SANTAELLA manifiesta que los contratos publicitarios, dado que vinculan sujetos publicitarios, se refieren a materia publicitaria y se hallan tipificados en la Ley publicitaria, están dotados de naturaleza jurídica-publicitaria, a medio camino entre lo público y lo privado.
No dudamos en propugnar el carácter predominantemente privado del Derecho de la publicidad.
Nuestra realidad nos indica lo siguiente, nuestro Código de Comercio es de 1902, aunque se encuentra vigente, no se ha actualizado conforme a la modernidad; el Código Civil de 1984 contiene la clásica regulación de los contratos conforme al Code Civil francés y para demostrar que estamos tan atrasados y no puestos a la moda, no contamos con una Ley de Publicidad donde se regule a ciertos contratos publicitarios, que si bien, en virtud de la libertad de contratar y contractual se celebra nuestro contrato en estudio, se le tiende a confundir con el de prestación de servicios.
EL CONTRATO DE ESPONSORIZACIÓN Y LOS CONTRATOS DE PUBLICIDAD Y DE CREACIÓN PUBLICITARIA
El contrato de publicidad es aquél por el que un anunciante encarga a una agencia de publicidad, mediante una contraprestación, la ejecución de publicidad y la creación, preparación o programación de la misma.
A la vista de esta definición, trazaremos las diferencias con el contrato de esponsorización o patrocinio publicitario. La diferencia más obvia es la que se refiere al contenido de ambos contratos; así, mientras en el contrato de publicidad el anunciante encarga a la agencia mediando una contraprestación la creación, preparación o programación de la campaña de publicidad y la ejecución de la misma, en el contrato de esponsorización, el esponsorizado colabora en la publicidad del espónsor y éste ayuda económicamente al primero para la realización de su actividad deportiva, benéfica, cultural, científica o análoga. Por tanto, mientras en los contratos de publicidad se prepara y se ejecuta una campaña de publicidad total o parcialmente, en el contrato de esponsorización, el esponsorizado colabora en la publicidad. Por otro lado, la contraprestación que media en ambos casos también presenta diferencias, pues mientras en el contrato de publicidad la contraprestación que entrega el anunciante suele ser pecuniaria, en la esponsorización la ayuda económica es, de hecho, mucho más variada .

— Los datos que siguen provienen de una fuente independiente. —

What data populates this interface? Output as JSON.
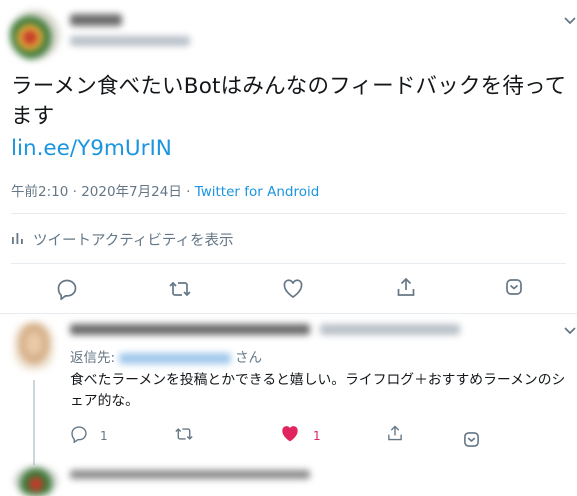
{
  "tweet": {
    "text": "ラーメン食べたいBotはみんなのフィードバックを待ってます",
    "link": "lin.ee/Y9mUrIN",
    "meta_prefix": "午前2:10 · 2020年7月24日 · ",
    "source": "Twitter for Android",
    "activity_label": "ツイートアクティビティを表示"
  },
  "reply": {
    "reply_to_prefix": "返信先:",
    "reply_to_suffix": "さん",
    "text": "食べたラーメンを投稿とかできると嬉しい。ライフログ＋おすすめラーメンのシェア的な。",
    "reply_count": "1",
    "like_count": "1"
  },
  "icons": {
    "reply": "reply-icon",
    "retweet": "retweet-icon",
    "like": "heart-icon",
    "share": "share-icon",
    "more": "chevron-down-icon",
    "stats": "stats-icon"
  },
  "colors": {
    "link": "#1b95e0",
    "secondary": "#657786",
    "like": "#e0245e",
    "divider": "#e6ecf0"
  }
}
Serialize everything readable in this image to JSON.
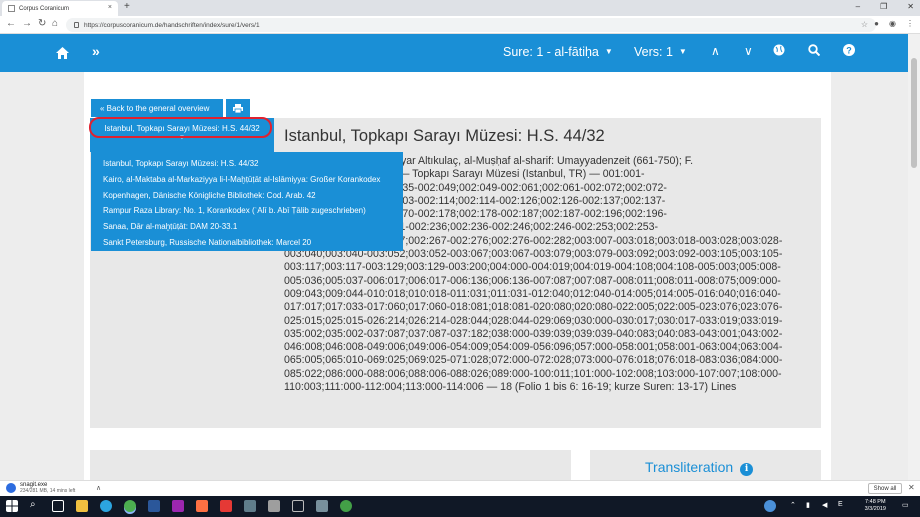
{
  "browser": {
    "tab_title": "Corpus Coranicum",
    "url": "https://corpuscoranicum.de/handschriften/index/sure/1/vers/1",
    "new_tab": "+",
    "tab_close": "×",
    "window_controls": [
      "–",
      "❐",
      "✕"
    ]
  },
  "header": {
    "home_icon": "home-icon",
    "expand_label": "»",
    "sure_label": "Sure: 1 - al-fātiḥa",
    "vers_label": "Vers: 1",
    "accent_color": "#1a8fd6"
  },
  "toolbar": {
    "back_label": "« Back to the general overview",
    "print_icon": "print-icon"
  },
  "manuscript_dropdown": {
    "selected": "Istanbul, Topkapı Sarayı Müzesi: H.S. 44/32",
    "items": [
      "Istanbul, Topkapı Sarayı Müzesi: H.S. 44/32",
      "Kairo, al-Maktaba al-Markaziyya li-l-Maḫṭūṭāt al-Islāmiyya: Großer Korankodex",
      "Kopenhagen, Dänische Königliche Bibliothek: Cod. Arab. 42",
      "Rampur Raza Library: No. 1, Korankodex (ʿAlī b. Abī Ṭālib zugeschrieben)",
      "Sanaa, Dār al-maḫṭūṭāt: DAM 20-33.1",
      "Sankt Petersburg, Russische Nationalbibliothek: Marcel 20"
    ]
  },
  "manuscript": {
    "title": "Istanbul, Topkapı Sarayı Müzesi: H.S. 44/32",
    "description_lines": [
      "n) — 410x460mm — Tayyar Altıkulaç, al-Muṣḥaf al-sharif: Umayyadenzeit (661-750); F.",
      "on: 8. Jh. — Pergament — Topkapı Sarayı Müzesi (Istanbul, TR) — 001:001-",
      "5;002:024-003:007;002:035-002:049;002:049-002:061;002:061-002:072;002:072-",
      "2;002:093-002:103;002:103-002:114;002:114-002:126;002:126-002:137;002:137-",
      "9;002:159-002:170;002:170-002:178;002:178-002:187;002:187-002:196;002:196-",
      "002:222-002:231;002:231-002:236;002:236-002:246;002:246-002:253;002:253-",
      "002:259;002:259-002:267;002:267-002:276;002:276-002:282;003:007-003:018;003:018-003:028;003:028-",
      "003:040;003:040-003:052;003:052-003:067;003:067-003:079;003:079-003:092;003:092-003:105;003:105-",
      "003:117;003:117-003:129;003:129-003:200;004:000-004:019;004:019-004:108;004:108-005:003;005:008-",
      "005:036;005:037-006:017;006:017-006:136;006:136-007:087;007:087-008:011;008:011-008:075;009:000-",
      "009:043;009:044-010:018;010:018-011:031;011:031-012:040;012:040-014:005;014:005-016:040;016:040-",
      "017:017;017:033-017:060;017:060-018:081;018:081-020:080;020:080-022:005;022:005-023:076;023:076-",
      "025:015;025:015-026:214;026:214-028:044;028:044-029:069;030:000-030:017;030:017-033:019;033:019-",
      "035:002;035:002-037:087;037:087-037:182;038:000-039:039;039:039-040:083;040:083-043:001;043:002-",
      "046:008;046:008-049:006;049:006-054:009;054:009-056:096;057:000-058:001;058:001-063:004;063:004-",
      "065:005;065:010-069:025;069:025-071:028;072:000-072:028;073:000-076:018;076:018-083:036;084:000-",
      "085:022;086:000-088:006;088:006-088:026;089:000-100:011;101:000-102:008;103:000-107:007;108:000-",
      "110:003;111:000-112:004;113:000-114:006 — 18 (Folio 1 bis 6: 16-19; kurze Suren: 13-17) Lines"
    ]
  },
  "transliteration": {
    "label": "Transliteration",
    "info": "i"
  },
  "downloads": {
    "file_name": "snagit.exe",
    "status": "234/281 MB, 14 mins left",
    "show_all": "Show all",
    "close": "✕"
  },
  "taskbar": {
    "time": "7:48 PM",
    "date": "3/3/2019",
    "language": "E"
  }
}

Por lo que concierne a las partes contratantes que intervienen en ambos contratos, las diferencias también son obvias. En el contrato de publicidad intervienen, de un lado, el anunciante y de otro, la agencia. En el contrato de esponsorización, aunque el espónsor desempeña la función que tiene el anunciante, el esponsorizado no constituye agencia de publicidad en el sentido que a esta figura otorga la cuarta definición del art. 1 del Decreto Legislativo 691 .
Finalmente, la función económica que ambos contratos desempeñan presenta peculiaridades específicas. Así, el contrato de publicidad tiene por finalidad la preparación y ejecución por la agencia de una campaña de publicidad para un anunciante; en cambio, la función económica del contrato de esponsorización consiste en que el esponsorizado presta una colaboración de perfiles más amplios y difusos en la publicidad del espónsor.

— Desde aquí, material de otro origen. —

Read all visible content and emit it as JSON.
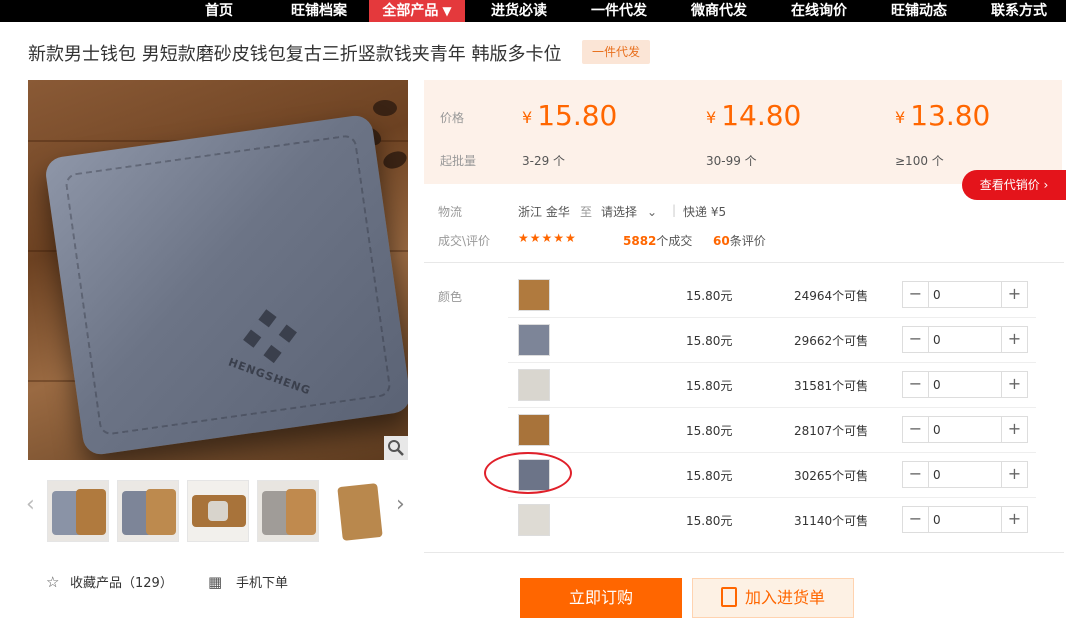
{
  "nav": {
    "items": [
      "首页",
      "旺铺档案",
      "全部产品",
      "进货必读",
      "一件代发",
      "微商代发",
      "在线询价",
      "旺铺动态",
      "联系方式"
    ],
    "active_caret": "▼"
  },
  "product": {
    "title": "新款男士钱包 男短款磨砂皮钱包复古三折竖款钱夹青年 韩版多卡位",
    "tag": "一件代发",
    "wallet_brand": "HENGSHENG"
  },
  "pricing": {
    "price_label": "价格",
    "batch_label": "起批量",
    "currency": "¥",
    "tiers": [
      {
        "price": "15.80",
        "qty": "3-29 个"
      },
      {
        "price": "14.80",
        "qty": "30-99 个"
      },
      {
        "price": "13.80",
        "qty": "≥100 个"
      }
    ],
    "agent_button": "查看代销价 ›"
  },
  "logistics": {
    "label": "物流",
    "from": "浙江 金华",
    "to_word": "至",
    "destination": "请选择",
    "express": "快递 ¥5"
  },
  "reviews": {
    "label": "成交\\评价",
    "rating": 4.5,
    "stars": "★★★★★",
    "deals": "5882",
    "deals_suffix": "个成交",
    "count": "60",
    "count_suffix": "条评价"
  },
  "sku": {
    "color_label": "颜色",
    "rows": [
      {
        "price": "15.80元",
        "stock": "24964个可售",
        "qty": "0",
        "swatch": "#b07a3e"
      },
      {
        "price": "15.80元",
        "stock": "29662个可售",
        "qty": "0",
        "swatch": "#7d8598"
      },
      {
        "price": "15.80元",
        "stock": "31581个可售",
        "qty": "0",
        "swatch": "#d9d6cf"
      },
      {
        "price": "15.80元",
        "stock": "28107个可售",
        "qty": "0",
        "swatch": "#a8733a"
      },
      {
        "price": "15.80元",
        "stock": "30265个可售",
        "qty": "0",
        "swatch": "#6c7488"
      },
      {
        "price": "15.80元",
        "stock": "31140个可售",
        "qty": "0",
        "swatch": "#dedbd4"
      }
    ]
  },
  "actions": {
    "favorite": "收藏产品（129）",
    "mobile": "手机下单",
    "buy": "立即订购",
    "cart": "加入进货单"
  },
  "icons": {
    "zoom": "search-icon",
    "favorite": "star-icon",
    "mobile": "qrcode-icon",
    "chevron": "chevron-down-icon",
    "cart": "clipboard-icon",
    "prev": "chevron-left-icon",
    "next": "chevron-right-icon"
  },
  "colors": {
    "accent": "#ff6600",
    "nav_active": "#e4393c",
    "agent_red": "#e4141b"
  }
}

Por lo que se refiere a las relaciones del contrato de esponsorización con el contrato de creación publicitaria, éste último es definido como aquél por el que, a cambio de una contraprestación, una persona física o jurídica se obliga en favor de un anunciante o agencia a idear y elaborar un proyecto de campaña publicitaria, una parte de la misma o cualquier otro elemento publicitario .
A la vista de esta definición, no parece difícil marcar las diferencias de este contrato con el de esponsorización. En efecto, en cuanto al contenido el contrato de creación publicitaria está centrado sobre el encargo hecho por el anunciante a la agencia de idear y elaborar un proyecto de campaña publicitaria, una parte del mismo, o cualquier otro elemento publicitario; contenido que se diferencia claramente del propio contrato de esponsorización. Y contemplados ambos contratos desde la perspectiva de su función económica, se advierten claras diferencias entre ellos: frente a la función que caracteriza al contrato de creación publicitaria (esto es, la ideación y elaboración de un proyecto de campaña publicitaria), el contrato de esponsorización, con la amplitud y el carácter difuso ya señalados, persigue, del lado del esponsorizado, facilitar a éste la realización de su actividad, y, del lado del espónsor, la obtención de una ventaja publicitaria.
A la vista de lo expuesto hay que concluir que el contrato de esponsorización constituye –lo mismo que hemos visto con relación al contrato de publicidad- una figura contractual autónoma e independiente del contrato de creación publicitaria. El único punto de conexión entre ambos viene dado por el hecho de formar parte ambos de la categoría genérica de los contratos publicitarios.
EL CONTRATO DE ESPONSORIZACIÓN Y EL CONTRATO DE DIFUSIÓN PUBLICITARIA
El contrato de difusión publicitaria es aquél por el que, a cambio de una contraprestación fijada en tarifas preestablecidas, un medio se obliga en favor de un anunciante o agencia a permitir la utilización publicitaria de unidades de espacio o de tiempo disponibles y a desarrollar la actividad técnica necesaria para lograr el resultado publicitario.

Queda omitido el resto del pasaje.